D. Even if a Petition for Rulemaking Is Not Considered an Adjudication, the Standing Analysis Should Still Be Different than that of a Traditional Challenge to the Rule Itself Because It Is a Fundamentally Different Inquiry
The constitutionally required elements of standing are modified in procedural standing due to a recognized need to adapt the typical requirements for standing. This adaptation is needed because strictly applying the conventional constitutional criteria could unjustly bar many legitimate claims. This flexibility when interrupting the conditional standards illustrates an understanding of the practical realities faced in legal proceedings and that concessions can be made to reflect the actual situation faced by the court.
The constitutional standing requirements are also intended to ensure that the plaintiff bringing the suit is the appropriate one to assert the rights in question. Otherwise, the plaintiff could inadvertently injure other parties who have a true interest in the dispute. This concern does not apply when addressing the challenge to the denial of a petition for rulemaking, as it is an issue strictly between the agency and the initial petitioner. Only the petitioning party would be expected to have the capacity to challenge the denial. And because only that petition is being reviewed, there is no danger of deciding someone else’s rights. If a third party disagreed with the arguments made by the petitioner or felt the arguments made had not been as strong as they could have been—and, therefore, led to the denial of the petition—that third party could simply submit its own petition directly to the agency, thereby correcting the error.
The constitutional requirements should, therefore, be relaxed in these cases to ensure that all these challenges can be brought in court to acknowledge the unique nature of these disputes, which are between only the petitioner and the agency. Failing to do so ensures that effective agency oversight will be significantly hindered.
VI. The Limited but Critical Impact of this Change
While this change—ensuring all petitions for rulemaking would have standing to challenge a denial—would make a critical difference to the ability of some plaintiffs to challenge the denial of their rulemaking petition, it would not fundamentally upset the current balance of power. Given the strong deference to the agency when the review reaches the merits, most (although critically not all) denials would be upheld when reviewed in court.
But, what it would do is ensure that agencies are required to fully consider all the petitions received and provide appropriate reasons for failing to act if that is the agency’s decision after review. It would not provide an incentive for floods of people to start petitioning for rulemakings because what is being reviewed in these determinations is the agency denial, not the underlying rule (although it will obviously be examined in comparison with the denial). In most cases, if the denial were overturned it would only be going back to the agency, where the agency would be required to consider the petition again, and then either deny it with better reasons or choose to initiate the rulemaking.

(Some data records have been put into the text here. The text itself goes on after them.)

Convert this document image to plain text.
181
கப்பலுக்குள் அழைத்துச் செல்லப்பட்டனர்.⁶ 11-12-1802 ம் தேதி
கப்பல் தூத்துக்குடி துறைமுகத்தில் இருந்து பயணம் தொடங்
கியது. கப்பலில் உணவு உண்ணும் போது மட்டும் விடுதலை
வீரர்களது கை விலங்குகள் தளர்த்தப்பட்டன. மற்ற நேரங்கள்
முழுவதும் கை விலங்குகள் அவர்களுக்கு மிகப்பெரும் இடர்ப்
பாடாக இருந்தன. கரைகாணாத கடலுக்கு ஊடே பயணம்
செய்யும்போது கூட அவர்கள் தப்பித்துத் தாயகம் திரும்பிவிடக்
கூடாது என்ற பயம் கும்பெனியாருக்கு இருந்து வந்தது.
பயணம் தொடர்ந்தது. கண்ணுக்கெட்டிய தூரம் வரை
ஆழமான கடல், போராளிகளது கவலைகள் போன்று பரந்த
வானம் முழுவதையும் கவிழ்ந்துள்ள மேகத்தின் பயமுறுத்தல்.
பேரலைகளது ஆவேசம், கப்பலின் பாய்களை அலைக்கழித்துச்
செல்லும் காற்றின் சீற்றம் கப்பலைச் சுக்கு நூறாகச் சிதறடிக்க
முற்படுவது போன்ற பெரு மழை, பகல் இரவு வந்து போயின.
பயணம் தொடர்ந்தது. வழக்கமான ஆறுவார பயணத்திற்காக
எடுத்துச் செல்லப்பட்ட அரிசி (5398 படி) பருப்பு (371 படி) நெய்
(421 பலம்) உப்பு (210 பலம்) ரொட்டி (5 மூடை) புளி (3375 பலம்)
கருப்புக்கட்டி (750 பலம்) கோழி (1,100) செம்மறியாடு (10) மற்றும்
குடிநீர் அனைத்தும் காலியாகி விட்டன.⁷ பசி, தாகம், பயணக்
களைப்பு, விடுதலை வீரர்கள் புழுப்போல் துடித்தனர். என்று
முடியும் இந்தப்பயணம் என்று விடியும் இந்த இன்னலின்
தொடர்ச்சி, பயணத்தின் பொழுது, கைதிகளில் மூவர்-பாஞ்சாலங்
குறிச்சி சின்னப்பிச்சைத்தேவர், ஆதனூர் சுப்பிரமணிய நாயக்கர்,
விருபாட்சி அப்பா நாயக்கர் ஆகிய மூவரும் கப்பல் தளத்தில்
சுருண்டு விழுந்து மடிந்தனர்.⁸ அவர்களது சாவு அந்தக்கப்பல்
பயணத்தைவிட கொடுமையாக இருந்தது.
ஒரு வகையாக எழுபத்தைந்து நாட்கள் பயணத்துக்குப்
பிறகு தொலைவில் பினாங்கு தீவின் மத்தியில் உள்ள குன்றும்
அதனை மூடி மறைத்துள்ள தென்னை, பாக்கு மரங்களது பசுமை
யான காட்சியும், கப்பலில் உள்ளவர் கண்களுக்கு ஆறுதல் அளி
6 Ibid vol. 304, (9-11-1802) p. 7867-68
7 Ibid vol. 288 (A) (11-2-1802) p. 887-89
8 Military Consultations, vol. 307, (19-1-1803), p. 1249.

Once the rulemaking begins, as described in Section II.A, the original petition is no longer a part of the process other than as a regular member of the public, which is all the petitioner asks for from the beginning.
Conclusion
A petition for rulemaking is not rulemaking itself—it is an adjudication. The nature of the determination mirrors that of an adjudication because the agency evaluates evidence, applies legal standards, and makes a final determination which concludes the process. Additionally, the agency must explain why it rejects a petition (if it does) and must do so in relation to what the initial petitioners put forth in the petition. It is, therefore, unlike rulemaking where most comments would not be expected to receive a personal response.
This is not merely an academic exercise. Standing is generally automatic when the party of an agency adjudication seeks to challenge the results of that adjudication, as that party is the only one directly connected to it. In contrast, those challenging rulemaking must undergo a strict, separate standing analysis as inherently one of many who could potentially challenge the rulemaking.
Rethinking how to classify these petitions would ensure that agencies are required to reasonably consider them and to explain their reasoning. It would still leave the agencies all the traditional discretion they enjoy on whether to grant the petition and ensure that this discretion could not be abused.